Certified Biodynamic

Like organic certification, Certified Biodynamic is a three-year certification process and is regulated by a third-party and guarantees a wine is produced free from chemical pesticides, herbicides, fertilisers, GMO’s with capped sulphur levels (half of conventional wine) in the finished wine. The difference to organic farming is the additional use of natural field and compost preparations made with manure, herbs, mineral and organic matter to nourish and stimulate the soil. Biodynamic farming activities are also carried out according to the lunar calendar. Biodynamics is truly holistic and   aims to harmonise the farm to produce a healthy closed system of biodiversity.

 

 

Biodynamic Practicing

Producers farm according to biodynamic principles and methods but choose not to undergo the certification process. Producers in this category cannot use the term certified biodynamic on their labels.
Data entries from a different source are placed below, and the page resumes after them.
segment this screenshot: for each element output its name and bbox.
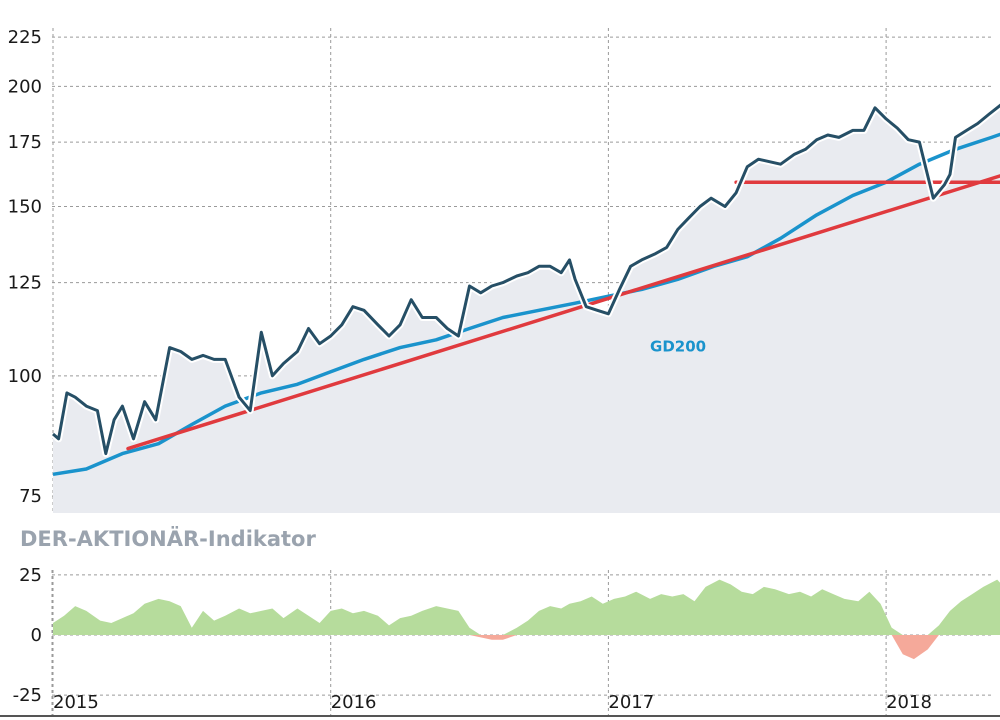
indicator-positive-area xyxy=(53,579,1000,635)
x-tick-label: 2017 xyxy=(608,692,654,713)
indicator-y-tick-label: -25 xyxy=(13,685,42,706)
moving-average-line xyxy=(52,132,1000,477)
price-y-tick-label: 175 xyxy=(8,132,42,153)
price-y-tick-label: 75 xyxy=(19,486,42,507)
price-area xyxy=(53,105,1000,513)
price-y-tick-label: 150 xyxy=(8,196,42,217)
price-y-axis: 75 100 125 150 175 200 225 xyxy=(8,27,42,507)
x-tick-label: 2018 xyxy=(886,692,932,713)
x-tick-label: 2015 xyxy=(53,692,99,713)
indicator-negative-area xyxy=(53,635,1000,660)
price-y-tick-label: 200 xyxy=(8,76,42,97)
x-axis: 2015 2016 2017 2018 xyxy=(53,692,932,713)
price-panel: 75 100 125 150 175 200 225 GD200 xyxy=(8,27,1000,513)
indicator-grid xyxy=(51,570,992,716)
indicator-title: DER-AKTIONÄR-Indikator xyxy=(20,526,316,551)
price-y-tick-label: 225 xyxy=(8,27,42,48)
ma-label: GD200 xyxy=(650,337,706,355)
indicator-y-tick-label: 0 xyxy=(31,625,42,646)
price-y-tick-label: 100 xyxy=(8,366,42,387)
price-line xyxy=(52,103,1000,456)
indicator-y-tick-label: 25 xyxy=(19,565,42,586)
indicator-y-axis: 25 0 -25 xyxy=(13,565,42,706)
price-y-tick-label: 125 xyxy=(8,273,42,294)
x-tick-label: 2016 xyxy=(331,692,377,713)
indicator-panel: 25 0 -25 xyxy=(13,565,1000,716)
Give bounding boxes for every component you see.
There is no guarantee for the consumer that a wine is produced according to biodynamic methods and is free from chemical pesticides, herbicides, fertilisers or lower in sulphur.

 

 

 

Sustainable Practices

Indicates a producer takes into consideration farming practices that encompass positive economic, environmental and social impacts to ensure short and term long term viability of the vineyard and business. Look for producers that are members or are certified with Sustainable Winegrowing Australia (SWA). SWA is the wine industry’s new peak national body for winegrowers and producers to lift sustainability standards.

 

 

Low Intervention

Also known as minimal intervention or natural wines, refers to wine that is made with a ‘hands off’ approach in the winemaking process from fruit preferably farmed organically or biodynamically (certified or practicing) or sustainably. These wines are made with indigenous yeasts, minimal additions and manipulations, without fining and filtration Organic Vegan Wine and with minimal sulphur added only at bottling.

 

 

 

Vegan-friendly

A wine produced wine without animal based fining agents used during the winemaking process. Fining agents remove solids from a wine, typical animal products used are: casein (milk proteins), egg albumen (egg whites), fish oil, gelatin (animal protein), and isinglass (gelatin from fish bladder membranes). Fining agents for vegan-friendly wines include: carbon, bentonite clay, plant casein, silica gel and limestone. A producer may also use cold settling or simply use no fining agents, marketing their wine as unfined.

 

 

Preservative-free

A wine with no added preservatives during the winemaking process. Sulphites, most commonly Sulphur Dioxide (220) and Sodium Metabisulphite (223) are the preservatives used in winemaking. They act as an antimicrobial to kill natural yeast bacteria, and antioxidant to prevent spoilage of colour and flavour. Sulphur dioxide is a by-product of natural yeast fermentation, so even if a wine is preservative free, there will still be naturally occurring trace amounts of up to 10 milligrams per litre.


 

Low Sulphur

Wines have only a small amount of sulphur dioxide (up to 50 ppm) added at bottling for stabilisation and sterilisation.